Final Research Report
View this project's final research report.
Results of This Project
Related Journal Citations
Peer review of PCORI-funded research helps make sure the report presents complete, balanced, and useful information about the research. It also assesses how the project addressed PCORI’s Methodology Standards. During peer review, experts read a draft report of the research and provide comments about the report. These experts may include a scientist focused on the research topic, a specialist in research methods, a patient or caregiver, and a healthcare professional. These reviewers cannot have conflicts of interest with the study.
The peer reviewers point out where the draft report may need revision. For example, they may suggest ways to improve descriptions of the conduct of the study or to clarify the connection between results and conclusions. Sometimes, awardees revise their draft reports twice or more to address all of the reviewers’ comments.
Peer reviewers commented and the researchers made changes or provided responses. Those comments and responses included the following:
- The reviewers noted that the results of the study could not provide any conclusions on the efficacy of either the Mediterranean diet or specific carbohydrate diet to improve symptoms associated with Crohn’s disease because the diets were not compared to a regular or normal diet. The researchers responded that they considered adding a normal diet condition as a third comparison arm in the study, but they were concerned that participants in this arm would have very high drop-out rates if they received no medical intervention from the trial. High drop out in this one study arm might create the appearance of higher effectiveness for the two experimental diet conditions. Instead, the researchers chose to design the study as a comparative effectiveness trial of two active interventions, and defended their conclusions that the two diets both demonstrated symptomatic remission with no apparent differences between the diets. They did add a note to their conclusions that the study could not demonstrate whether either diet was superior to patients with Crohn’s disease maintaining their usual diets.
- The reviewers questioned the investigators’ decision to include all patients with Crohn’s disease and mild to moderate symptoms regardless of active inflammation as eligible for the study rather than including only those patients with active inflammation. The researchers explained that some of the testing for active inflammation could delay a patient’s randomization into the study by two weeks or more, so they removed this criterion to reduce the amount of time to study entry.
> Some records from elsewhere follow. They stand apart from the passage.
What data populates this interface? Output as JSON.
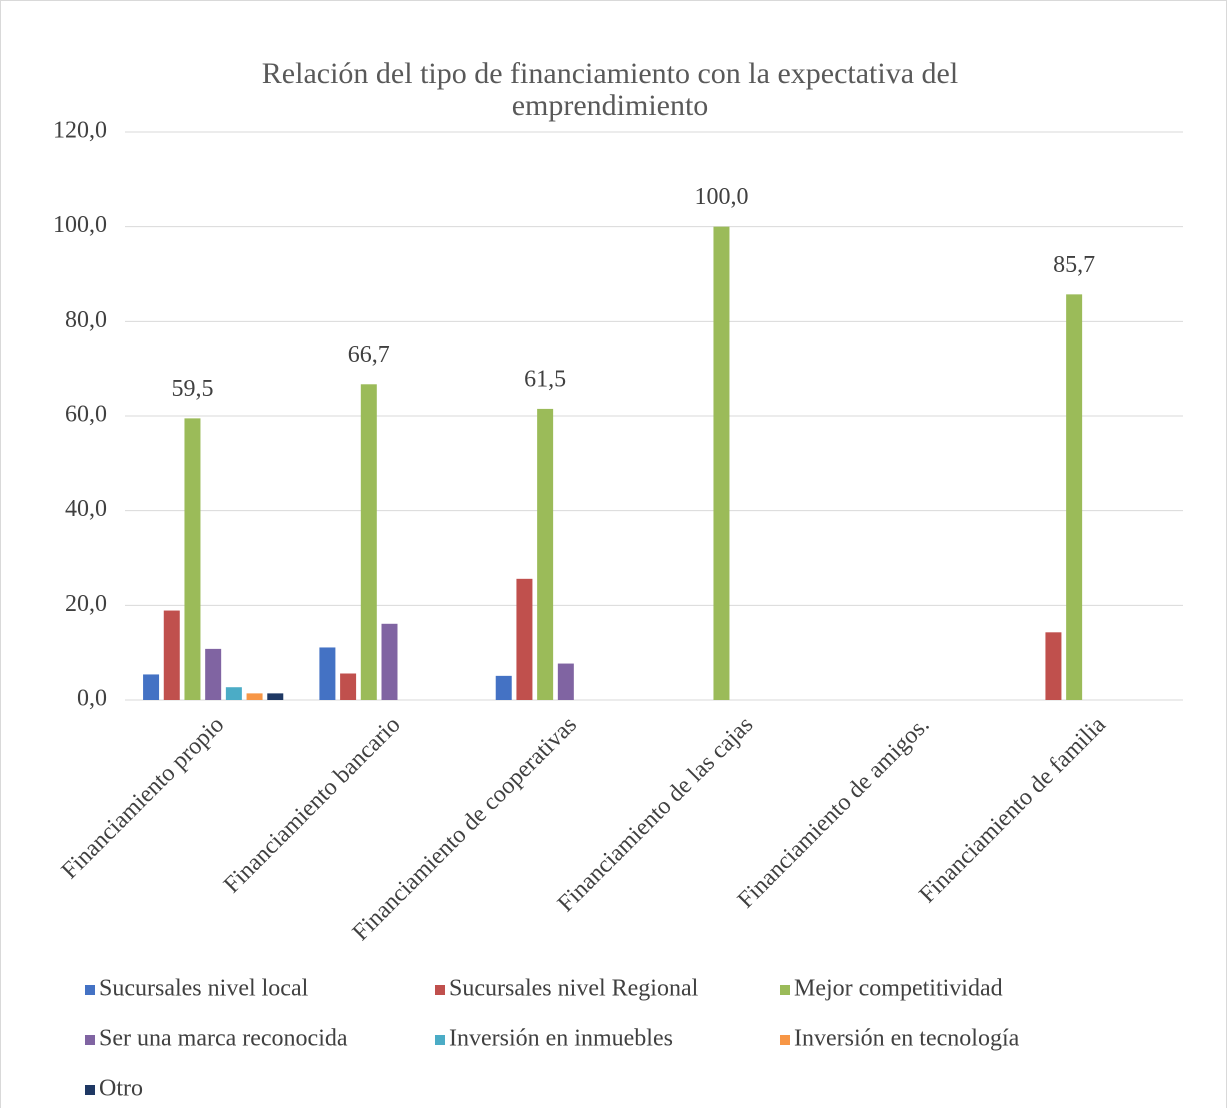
{
  "chart_data": {
    "type": "bar",
    "title": "Relación del tipo de financiamiento con la expectativa del emprendimiento",
    "categories": [
      "Financiamiento propio",
      "Financiamiento bancario",
      "Financiamiento de cooperativas",
      "Financiamiento de las cajas",
      "Financiamiento de amigos.",
      "Financiamiento de familia"
    ],
    "series": [
      {
        "name": "Sucursales nivel local",
        "color": "#4472c4",
        "values": [
          5.4,
          11.1,
          5.1,
          0,
          0,
          0
        ]
      },
      {
        "name": "Sucursales nivel Regional",
        "color": "#c0504d",
        "values": [
          18.9,
          5.6,
          25.6,
          0,
          0,
          14.3
        ]
      },
      {
        "name": "Mejor competitividad",
        "color": "#9bbb59",
        "values": [
          59.5,
          66.7,
          61.5,
          100.0,
          0,
          85.7
        ],
        "value_labels": [
          "59,5",
          "66,7",
          "61,5",
          "100,0",
          null,
          "85,7"
        ]
      },
      {
        "name": "Ser una marca reconocida",
        "color": "#8064a2",
        "values": [
          10.8,
          16.1,
          7.7,
          0,
          0,
          0
        ]
      },
      {
        "name": "Inversión en inmuebles",
        "color": "#4bacc6",
        "values": [
          2.7,
          0,
          0,
          0,
          0,
          0
        ]
      },
      {
        "name": "Inversión en tecnología",
        "color": "#f79646",
        "values": [
          1.4,
          0,
          0,
          0,
          0,
          0
        ]
      },
      {
        "name": "Otro",
        "color": "#1f3864",
        "values": [
          1.4,
          0,
          0,
          0,
          0,
          0
        ]
      }
    ],
    "ylim": [
      0,
      120
    ],
    "yticks": [
      {
        "value": 0,
        "label": "0,0"
      },
      {
        "value": 20,
        "label": "20,0"
      },
      {
        "value": 40,
        "label": "40,0"
      },
      {
        "value": 60,
        "label": "60,0"
      },
      {
        "value": 80,
        "label": "80,0"
      },
      {
        "value": 100,
        "label": "100,0"
      },
      {
        "value": 120,
        "label": "120,0"
      }
    ],
    "grid": true,
    "legend": "bottom"
  }
}
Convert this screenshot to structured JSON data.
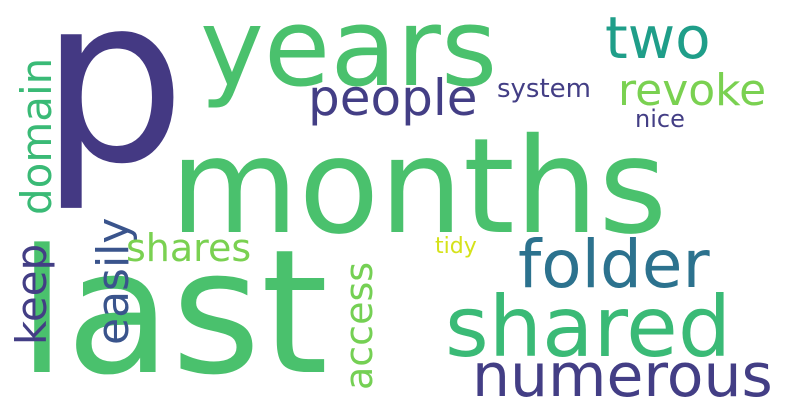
{
  "words": {
    "p": {
      "text": "p",
      "color": "#443983"
    },
    "months": {
      "text": "months",
      "color": "#4ac16d"
    },
    "last": {
      "text": "last",
      "color": "#4ac16d"
    },
    "years": {
      "text": "years",
      "color": "#4ac16d"
    },
    "shared": {
      "text": "shared",
      "color": "#3aba76"
    },
    "folder": {
      "text": "folder",
      "color": "#2c728e"
    },
    "numerous": {
      "text": "numerous",
      "color": "#433e85"
    },
    "two": {
      "text": "two",
      "color": "#1f9e89"
    },
    "people": {
      "text": "people",
      "color": "#433e85"
    },
    "revoke": {
      "text": "revoke",
      "color": "#7ad151"
    },
    "domain": {
      "text": "domain",
      "color": "#3aba76"
    },
    "easily": {
      "text": "easily",
      "color": "#3a548c"
    },
    "keep": {
      "text": "keep",
      "color": "#433e85"
    },
    "shares": {
      "text": "shares",
      "color": "#7ad151"
    },
    "access": {
      "text": "access",
      "color": "#75d054"
    },
    "system": {
      "text": "system",
      "color": "#433e85"
    },
    "nice": {
      "text": "nice",
      "color": "#433e85"
    },
    "tidy": {
      "text": "tidy",
      "color": "#d5e21a"
    }
  }
}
- The reviewers asked the researchers to comment on why the overwhelming majority of study participants identified as White, not Hispanic or Latino. The researchers noted that it is common for studies on Crohn’s disease to include a mostly White population, and that the lower prevalence of African-American and Hispanic or Latino patients may be related to the demographics of patients in the participating study centers or the demographics of patients who agreed to participate in this study. The researchers added a study limitation indicating that the generalizability of study results may not extend to non-White races or ethnicities.